Evaluasi hasil asuhan keperawatan sebagai tahap akhir dari poses keperawatan yang
bertujuan untuk menilai hasil akhir dan seluruh tindakan keperawatan yang telah dilakukan.
Evaluasi ini bersifat sumatif, yaitu evalusi yang dilakukan sekaligus pada akhir dari semua
tindakan keperawatan yang telah dilakukan dan disebut juga evaluasi pencapaian jangka
panjang.
Ada tiga alternatif dalam menafsirkan hasil evaluasi, yaitu :
a. Masalah Teratasi
Masalah teratasi apabila klien atau keluarga menunjukkan perubahan tingkah laku dan
perkembangan kesehatan sesuai dengan kriteria pencapaian tujuan yang telah ditetapkan.
b. Masalah Teratasi Sebagian
Masalah sebagian teratasi apabila klien atau keluarga menunjukkan perubahan dan
perkembangan kesehatan hanya sebagian dari kriteria pencapaian tujuan yang telah
ditetapkan.
c. Masalah Belum Teratasi
Masalah belum teratasi apabila klien atau keluarga sama sekali tidak menunjukkan perubahan
perilaku dan perkembangan kesehatan atau bahkan timbul masalah yang baru.

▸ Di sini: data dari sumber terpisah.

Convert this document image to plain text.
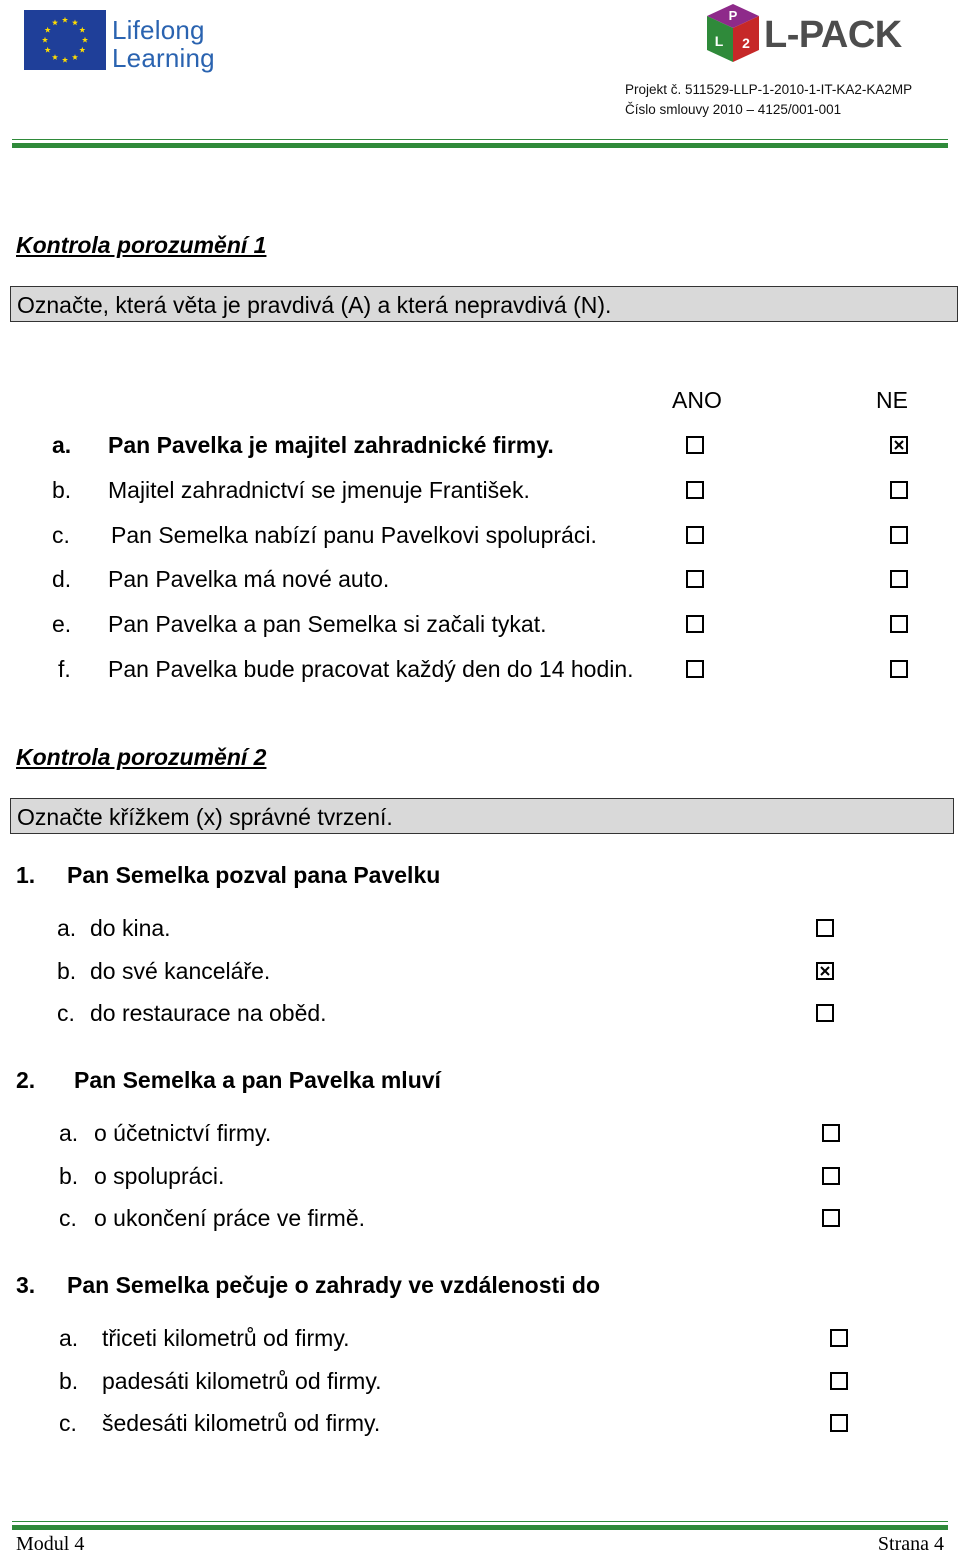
Lifelong
Learning
P
L 2 L-PACK
Projekt č. 511529-LLP-1-2010-1-IT-KA2-KA2MP
Číslo smlouvy 2010 – 4125/001-001
Kontrola porozumění 1
Označte, která věta je pravdivá (A) a která nepravdivá (N).
ANO	NE
a. Pan Pavelka je majitel zahradnické firmy.
b. Majitel zahradnictví se jmenuje František.
c. Pan Semelka nabízí panu Pavelkovi spolupráci.
d. Pan Pavelka má nové auto.
e. Pan Pavelka a pan Semelka si začali tykat.
f. Pan Pavelka bude pracovat každý den do 14 hodin.
Kontrola porozumění 2
Označte křížkem (x) správné tvrzení.
1. Pan Semelka pozval pana Pavelku
a. do kina.
b. do své kanceláře.
c. do restaurace na oběd.
2. Pan Semelka a pan Pavelka mluví
a. o účetnictví firmy.
b. o spolupráci.
c. o ukončení práce ve firmě.
3. Pan Semelka pečuje o zahrady ve vzdálenosti do
a. třiceti kilometrů od firmy.
b. padesáti kilometrů od firmy.
c. šedesáti kilometrů od firmy.
Modul 4	Strana 4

Hasil yang diharapkan dari tindakan keperawatan yang dilakukan pada klien anak dengan
DHF adalah diharapkan suhu tubuh tidak mengalami peningkatan, tidak terjadi perdarahan
selama perawatan, nutrisi tidak mengalami gangguan atau kembali normal, tidak terjadi
dehidrasi pada anak, dan orangtua / keluarga menunjukkan pengertian dan dapat bekerjasama
dalam program pengobatan anak setelah dilakukan penyuluhan kesehatan.